I discovered today that a lot of people in Argentina are absolutely fascinated by crappy mimes and clowns and those people who paint themselves like statues and sit still.. while pained… like a statue. I don’t think that’s something I really care about one way or the other.. their liking of them that is.. but there was a mime at an intersection in Recoleta.. doing nothing but harassing cars as they drove by.. pretending to be hitchhiking, acting like he almost got hit.. um.. walking funny?.. there must have been 200 people.. sitting standing at the lights and on the sidewalks for a half a block in each direction trying to get a view of his “hilariousness”. I tried several times to see what I must be missing.. and each time he would do something not funny.. and everyone would laugh hysterically. Maybe it’s that I hate mimes and clowns and that sort of humor.. I need men dressed like women and people hurting themselves horribly.. or farting?.. I guess.

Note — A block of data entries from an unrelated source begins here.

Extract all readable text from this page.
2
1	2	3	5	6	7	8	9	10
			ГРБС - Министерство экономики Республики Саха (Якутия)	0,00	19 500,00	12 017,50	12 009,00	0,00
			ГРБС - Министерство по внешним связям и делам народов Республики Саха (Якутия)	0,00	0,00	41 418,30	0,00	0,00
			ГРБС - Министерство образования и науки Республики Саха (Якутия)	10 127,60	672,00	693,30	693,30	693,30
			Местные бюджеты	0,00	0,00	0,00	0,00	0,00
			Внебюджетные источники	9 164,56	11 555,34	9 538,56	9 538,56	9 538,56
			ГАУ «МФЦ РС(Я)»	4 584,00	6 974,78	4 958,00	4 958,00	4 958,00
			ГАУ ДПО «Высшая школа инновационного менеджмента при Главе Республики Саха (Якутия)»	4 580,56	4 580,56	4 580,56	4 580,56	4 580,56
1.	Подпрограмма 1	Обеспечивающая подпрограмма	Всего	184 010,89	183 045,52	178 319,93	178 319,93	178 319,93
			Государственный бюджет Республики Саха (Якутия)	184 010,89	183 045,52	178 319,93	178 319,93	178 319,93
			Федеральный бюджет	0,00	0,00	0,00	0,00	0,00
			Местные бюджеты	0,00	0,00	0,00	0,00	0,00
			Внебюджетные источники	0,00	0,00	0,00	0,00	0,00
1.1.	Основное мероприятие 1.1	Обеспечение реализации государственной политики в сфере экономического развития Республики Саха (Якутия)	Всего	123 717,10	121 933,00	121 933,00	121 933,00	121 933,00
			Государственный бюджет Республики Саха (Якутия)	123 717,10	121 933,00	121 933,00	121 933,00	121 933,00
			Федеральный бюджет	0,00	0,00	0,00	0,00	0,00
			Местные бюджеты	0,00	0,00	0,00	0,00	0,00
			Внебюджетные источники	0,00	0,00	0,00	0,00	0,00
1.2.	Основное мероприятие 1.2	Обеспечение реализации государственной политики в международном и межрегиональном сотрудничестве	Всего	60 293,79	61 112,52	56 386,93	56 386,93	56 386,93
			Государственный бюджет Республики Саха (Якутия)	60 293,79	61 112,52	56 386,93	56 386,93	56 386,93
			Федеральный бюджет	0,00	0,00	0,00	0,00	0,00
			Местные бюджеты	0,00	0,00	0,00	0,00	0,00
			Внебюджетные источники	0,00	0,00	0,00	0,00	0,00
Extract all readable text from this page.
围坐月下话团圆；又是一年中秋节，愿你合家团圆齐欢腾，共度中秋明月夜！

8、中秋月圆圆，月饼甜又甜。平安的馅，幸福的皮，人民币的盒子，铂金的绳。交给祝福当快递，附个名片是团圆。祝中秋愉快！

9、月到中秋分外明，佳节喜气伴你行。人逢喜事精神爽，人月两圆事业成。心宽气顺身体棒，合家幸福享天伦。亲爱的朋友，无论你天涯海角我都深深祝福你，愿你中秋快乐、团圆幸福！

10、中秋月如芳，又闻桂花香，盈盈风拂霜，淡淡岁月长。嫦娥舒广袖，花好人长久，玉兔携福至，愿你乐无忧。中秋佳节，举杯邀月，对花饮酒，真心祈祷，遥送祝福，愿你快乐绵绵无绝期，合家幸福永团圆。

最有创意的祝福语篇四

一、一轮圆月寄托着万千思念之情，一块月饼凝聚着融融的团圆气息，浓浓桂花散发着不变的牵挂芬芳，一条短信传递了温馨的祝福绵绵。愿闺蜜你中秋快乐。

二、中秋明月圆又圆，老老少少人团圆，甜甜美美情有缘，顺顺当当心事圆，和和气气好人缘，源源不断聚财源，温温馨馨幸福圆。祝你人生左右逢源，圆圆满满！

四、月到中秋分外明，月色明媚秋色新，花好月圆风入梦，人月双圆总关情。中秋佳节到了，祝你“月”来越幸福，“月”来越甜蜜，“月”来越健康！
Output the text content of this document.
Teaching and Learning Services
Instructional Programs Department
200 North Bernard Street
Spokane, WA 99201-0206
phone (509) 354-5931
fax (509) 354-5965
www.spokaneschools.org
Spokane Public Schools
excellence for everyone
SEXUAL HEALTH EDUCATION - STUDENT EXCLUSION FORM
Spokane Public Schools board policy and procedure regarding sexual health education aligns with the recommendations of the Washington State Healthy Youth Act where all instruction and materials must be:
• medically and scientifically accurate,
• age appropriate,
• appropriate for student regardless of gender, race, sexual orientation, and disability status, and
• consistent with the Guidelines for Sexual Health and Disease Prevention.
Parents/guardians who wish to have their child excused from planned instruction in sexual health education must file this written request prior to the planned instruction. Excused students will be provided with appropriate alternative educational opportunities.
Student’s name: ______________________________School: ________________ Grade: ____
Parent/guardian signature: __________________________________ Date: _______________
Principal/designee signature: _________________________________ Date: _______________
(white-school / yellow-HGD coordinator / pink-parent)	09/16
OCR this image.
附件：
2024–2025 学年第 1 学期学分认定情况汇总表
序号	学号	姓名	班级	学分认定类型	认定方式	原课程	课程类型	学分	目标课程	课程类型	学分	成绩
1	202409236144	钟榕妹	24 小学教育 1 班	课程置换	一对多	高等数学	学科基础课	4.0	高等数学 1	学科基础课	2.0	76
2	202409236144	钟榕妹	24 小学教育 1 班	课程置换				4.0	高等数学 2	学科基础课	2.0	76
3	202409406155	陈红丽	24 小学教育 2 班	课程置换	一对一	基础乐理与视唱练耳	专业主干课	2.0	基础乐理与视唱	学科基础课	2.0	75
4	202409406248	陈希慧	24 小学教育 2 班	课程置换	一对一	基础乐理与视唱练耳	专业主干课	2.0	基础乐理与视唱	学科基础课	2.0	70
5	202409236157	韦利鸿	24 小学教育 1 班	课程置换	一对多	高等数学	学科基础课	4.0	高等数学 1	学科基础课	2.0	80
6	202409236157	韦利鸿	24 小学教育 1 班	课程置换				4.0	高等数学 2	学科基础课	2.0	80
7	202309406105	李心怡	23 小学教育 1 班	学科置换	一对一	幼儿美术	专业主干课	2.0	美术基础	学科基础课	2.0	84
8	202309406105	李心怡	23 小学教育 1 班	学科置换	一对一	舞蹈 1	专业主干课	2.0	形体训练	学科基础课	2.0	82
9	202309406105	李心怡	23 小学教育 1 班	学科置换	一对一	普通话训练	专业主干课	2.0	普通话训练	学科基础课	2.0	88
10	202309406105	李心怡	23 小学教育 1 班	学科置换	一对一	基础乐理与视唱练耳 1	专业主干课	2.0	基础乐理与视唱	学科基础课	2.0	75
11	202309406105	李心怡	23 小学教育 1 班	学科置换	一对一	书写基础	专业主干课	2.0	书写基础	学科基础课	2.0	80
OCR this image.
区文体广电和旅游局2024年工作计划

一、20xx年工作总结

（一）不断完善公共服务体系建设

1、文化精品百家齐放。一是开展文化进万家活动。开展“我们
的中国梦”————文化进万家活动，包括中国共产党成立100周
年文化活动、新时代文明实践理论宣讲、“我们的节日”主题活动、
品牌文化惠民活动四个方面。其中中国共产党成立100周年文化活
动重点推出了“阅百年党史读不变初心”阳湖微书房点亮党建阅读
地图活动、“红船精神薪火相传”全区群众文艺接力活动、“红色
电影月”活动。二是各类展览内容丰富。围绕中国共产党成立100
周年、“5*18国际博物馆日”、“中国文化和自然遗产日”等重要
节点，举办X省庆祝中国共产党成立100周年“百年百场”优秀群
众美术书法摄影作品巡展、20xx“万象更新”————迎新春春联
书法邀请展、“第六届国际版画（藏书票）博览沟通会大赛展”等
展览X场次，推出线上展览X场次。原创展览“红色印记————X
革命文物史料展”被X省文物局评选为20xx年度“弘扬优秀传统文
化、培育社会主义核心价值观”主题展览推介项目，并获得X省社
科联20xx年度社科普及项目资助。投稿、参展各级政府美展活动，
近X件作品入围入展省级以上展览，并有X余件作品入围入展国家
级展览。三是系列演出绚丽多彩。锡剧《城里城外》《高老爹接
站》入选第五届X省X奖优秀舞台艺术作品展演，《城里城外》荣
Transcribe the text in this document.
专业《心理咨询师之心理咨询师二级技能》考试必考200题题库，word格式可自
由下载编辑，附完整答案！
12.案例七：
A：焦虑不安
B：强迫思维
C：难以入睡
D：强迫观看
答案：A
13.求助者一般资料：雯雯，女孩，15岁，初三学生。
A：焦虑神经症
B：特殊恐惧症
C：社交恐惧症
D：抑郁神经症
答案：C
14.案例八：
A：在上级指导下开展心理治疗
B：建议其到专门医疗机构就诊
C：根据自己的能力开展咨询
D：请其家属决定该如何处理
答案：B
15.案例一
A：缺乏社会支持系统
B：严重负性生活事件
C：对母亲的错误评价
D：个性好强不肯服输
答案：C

I found the Hard Rock Cafe Buenos Aries today.. I’ll have to go there sometime.. to say I’ve been to at least one. I’m sure the food tastes like Denny’s or its all Argentina food but we’ll see.. maybe. I went to go talk with that guy again to practice my talking and it seemed …wrong.. of course I’m stupid and naive about that kind of “wrong” .. either way. he didn’t show at this cafe after 15 mins so I left. He buzzed my door over an hour later at which point I had walked in crappy weather for an hour and didn’t feel well. I was glad he didn’t show but pissed I bought a coffee and waited even that long; I have blisters on my feet from my new shoes, hadn’t eaten, and it was 4 pm and a I had a headache (waa waa waa).
When he called, he tried to make it sound like I didn’t show.. and then when I said I don’t feel well and I just want to go home he started bitching me out basically. He said I was lying about being sick.. that I’m lying about not understanding everything he says.. and the pity party ‘you just don’t want to hangout with me’ type of statements.. so I confirmed in my shitty speaking..”if you think I’m a liar.. I don’t care.. I can’t control what you think and I’m going to do what I want anyways.. if you had been at the fucking cafe when I was there over 1.5 hours ago I might have felt like talking.. but now I’m sick and tired and you’re calling me a liar, so I’m going home”.. and I went. WTF would make a stranger think he could tell me I was lying to him.. a stranger who didn’t change his clothes (nasty dirty sweats) has no teeth and yells at people who hardly speak his language.. let alone speaks at 100mph when he knows I’m trying to pick up the accent. I also mentioned to him that he has no clue what its like to learn another language and that just because I can speak some and understand some, doesn’t mean I understand everything, and therefore must be lying about not understanding what hes saying? plus with a headache, I can concentrate about 5% on translating at full speed, so trying to talk to me was pointless.. anyways…this is why I don’t talk to people.. if anyone was wondering.
In other news…. I used to draw but then I lost my soul and found a camera. I still want to make a stupid comic one day.